The first Eve is not so much a mother as a stepmother since she handed on to her children an inheritance of certain death rather than the beginning of light. She is indeed called the mother of all the living, but she turned out to be more precisely the murderer of the living, or mother of the dead, since the only fruit of her child-bearing was death. And as Eve was incapable of fulfilling the vocation of her title, Mary consummated the mystery. She herself, like the Church of which she is the type, is a mother of all who are reborn to life.

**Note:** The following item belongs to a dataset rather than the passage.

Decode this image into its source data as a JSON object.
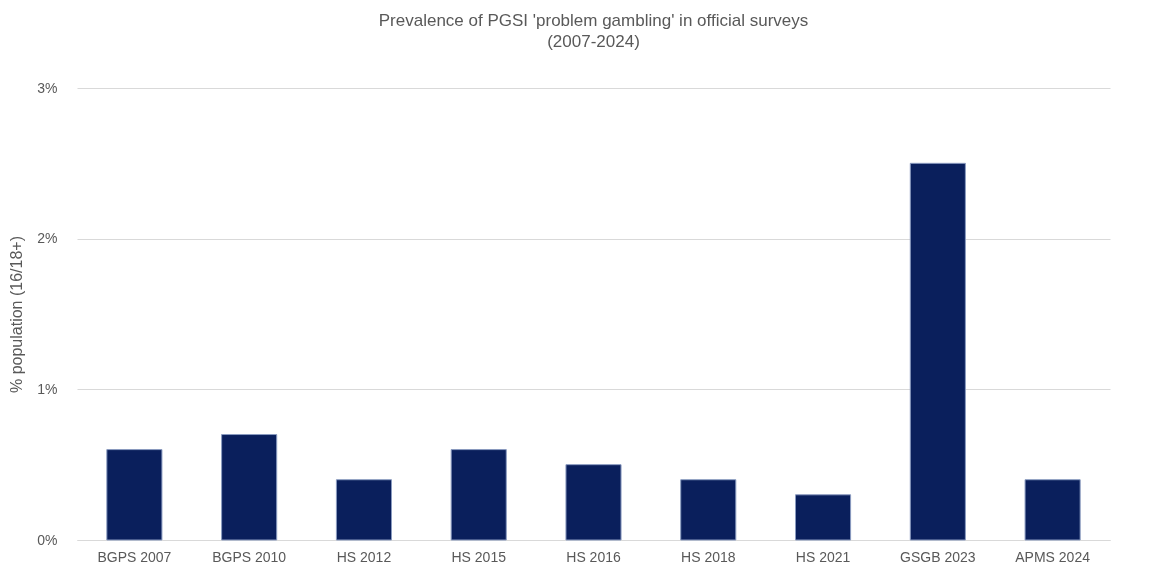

She is in fact the mother of the Life by which everyone lives, and when she brought it forth from herself she in some way brought to rebirth all those who were to live by that Life. Thus the blessed Mother of Christ, knowing that she is the mother of all Christians by reason of this mystery, shows herself a mother by her care and loving attention. For her heart is not hardened against these children as if they were not her own; her womb carried a child once only, yet it remains ever fruitful, never ceasing to bring forth the fruits of her motherly compassion.
In short, if the Servant of Christ by his care and heartfelt tenderness bears his little children again and again until Christ be formed in them, how much more is this true of the very Mother of Christ? Paul begot his children by preaching the word of truth through which they were born again; but Mary in a manner far more holy and like to God, by giving birth to the Word himself. I do indeed praise the ministry of preaching in Paul, but far more do I admire and venerate that mystery of generation in Mary. Then again, is it not true that her children seem to recognise her as their Mother by a kind of instinctive devotion which faith gives them as second nature, so that first and foremost in all their needs and dangers they run to call upon her name just as children run to their mother’s breast? So I think it is quite reasonable to understand of these children that promise of the Prophet to her: ‘Your children shall live in you’; provided that the prophecy is always understood to refer principally to the Church. Already we really dwell in the help of the Mother of the Most High; we do live in her protection, as if under the shadow of her wing. And afterwards in participating in her glory we shall be cherished as if in her bosom. Then a single cry of rejoicing and thanksgiving will be heard addressed to this Mother: ‘The dwelling place of all of us who rejoice and are glad is in you, holy Mother of God.’